Tra i titoli selezionati al Festival di Berlino 2021 anche l’Oriente ha trovato il suo spazio: nella sezione Special infatti è stato presentato Limbo, interessante noir metropolitano prodotto dal creatore della saga di Ip Man Wilson Yip e diretto dal regista di genere originario di Hong Kong Soi Cheang.
LIMBO RACCONTA L’ODISSEA DI DUE POLIZIOTTI A CACCIA DI UN PERICOLOSO CRIMINALE
Due poliziotti diversissimi tra loro, il giovane Will Ren (Mason Lee) e il veterano Cham Lau (Gordon Lam ka-Tung), stanno conducendo un’indagine su un perverso serial killer di donne; per attirarlo, vogliono utilizzare come esca la criminale Wong To (Liu Cya). La ragazza, che si sente in colpa nei confronti di Cham Lau a causa di un incidente, accetta di dare una mano alla polizia ma il suo comportamento imprevedibile e indisciplinato rende la caccia all’uomo molto più difficile e pericolosa.
© 2021 Sun Entertainment Culture Limited
LIMBO, ATTRAVERSO IL GENERE, CI GUIDA IN UN VIAGGIO ALL’INTERNO DELLA PSICHE UMANA
Girato in bianco e nero, Limbo è un’opera tutt’altro che originale per costruzione e per tematiche trattate ma, nonostante sfrutti meccanismi collaudati del noir, colpisce per la sua messa in scena e per la psicologia dei personaggi. A livello tecnico Soi Cheang fa valere tutta la sua esperienza ventennale da regista, bilanciando con mestiere sequenze d’azione, momenti introspettivi e, soprattutto nella seconda parte di pellicola, violenza grafica non semplice da far digerire agli spettatori più suscettibili.
Attraverso il genere, Limbo compie un viaggio all’interno della nostra psiche cogliendone i lati oscuri o luminosi. Nessuno dei protagonisti può definirsi un buono in senso convenzionale; tuttavia, nel corso del lungometraggio, emerge sempre di più la differenza tra la loro umanità e la follia quasi bestiale del killer. La scelta di un’ambientazione cittadina dark, quasi cyberpunk nello stile, è essenziale per un racconto non sorprendente ma mai scontato, compreso l’amarissimo finale capace di chiudere perfettamente l’arco narrativo. La decadenza della metropoli rispecchia in pieno la disillusione dei poliziotti e di Wong To, anime quasi perdute dalla caratterizzazione ben riuscita (grazie anche all’ottimo lavoro svolto da tutto il cast).

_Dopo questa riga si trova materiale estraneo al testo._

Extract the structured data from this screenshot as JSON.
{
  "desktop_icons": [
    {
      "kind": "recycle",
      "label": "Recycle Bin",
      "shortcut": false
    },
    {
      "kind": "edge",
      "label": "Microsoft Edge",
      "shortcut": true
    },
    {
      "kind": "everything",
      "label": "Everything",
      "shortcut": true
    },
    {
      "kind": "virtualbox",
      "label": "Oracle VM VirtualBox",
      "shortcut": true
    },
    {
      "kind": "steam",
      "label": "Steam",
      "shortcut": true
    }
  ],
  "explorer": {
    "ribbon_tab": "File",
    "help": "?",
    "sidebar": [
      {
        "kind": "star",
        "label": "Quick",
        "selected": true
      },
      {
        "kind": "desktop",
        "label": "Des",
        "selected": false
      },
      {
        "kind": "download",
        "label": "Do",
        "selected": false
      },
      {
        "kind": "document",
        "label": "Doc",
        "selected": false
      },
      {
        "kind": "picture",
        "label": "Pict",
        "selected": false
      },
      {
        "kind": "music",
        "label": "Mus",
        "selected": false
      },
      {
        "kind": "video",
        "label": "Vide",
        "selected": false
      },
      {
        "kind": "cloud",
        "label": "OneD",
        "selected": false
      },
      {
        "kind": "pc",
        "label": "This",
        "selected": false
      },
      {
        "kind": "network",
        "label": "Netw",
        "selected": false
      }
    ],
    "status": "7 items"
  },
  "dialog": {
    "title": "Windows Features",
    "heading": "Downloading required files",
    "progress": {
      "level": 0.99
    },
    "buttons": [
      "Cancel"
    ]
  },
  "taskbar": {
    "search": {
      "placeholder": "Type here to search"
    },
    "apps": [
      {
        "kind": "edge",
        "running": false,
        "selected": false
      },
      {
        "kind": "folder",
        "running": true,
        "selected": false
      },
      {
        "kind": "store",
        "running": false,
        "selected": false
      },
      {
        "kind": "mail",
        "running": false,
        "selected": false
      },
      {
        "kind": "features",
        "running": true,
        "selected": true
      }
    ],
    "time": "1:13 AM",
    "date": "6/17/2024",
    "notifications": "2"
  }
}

Il lungometraggio, costato 16 milioni di dollari (un budget non hollywoodiano ma di tutto rispetto se consideriamo altre realtà cinematografiche), dimostra come l’industria audiovisiva di Hong Kong sia in buonissima salute, un esempio da imitare per quanto riguarda la sua capacità di coniugare con equilibrio intrattenimento e qualità.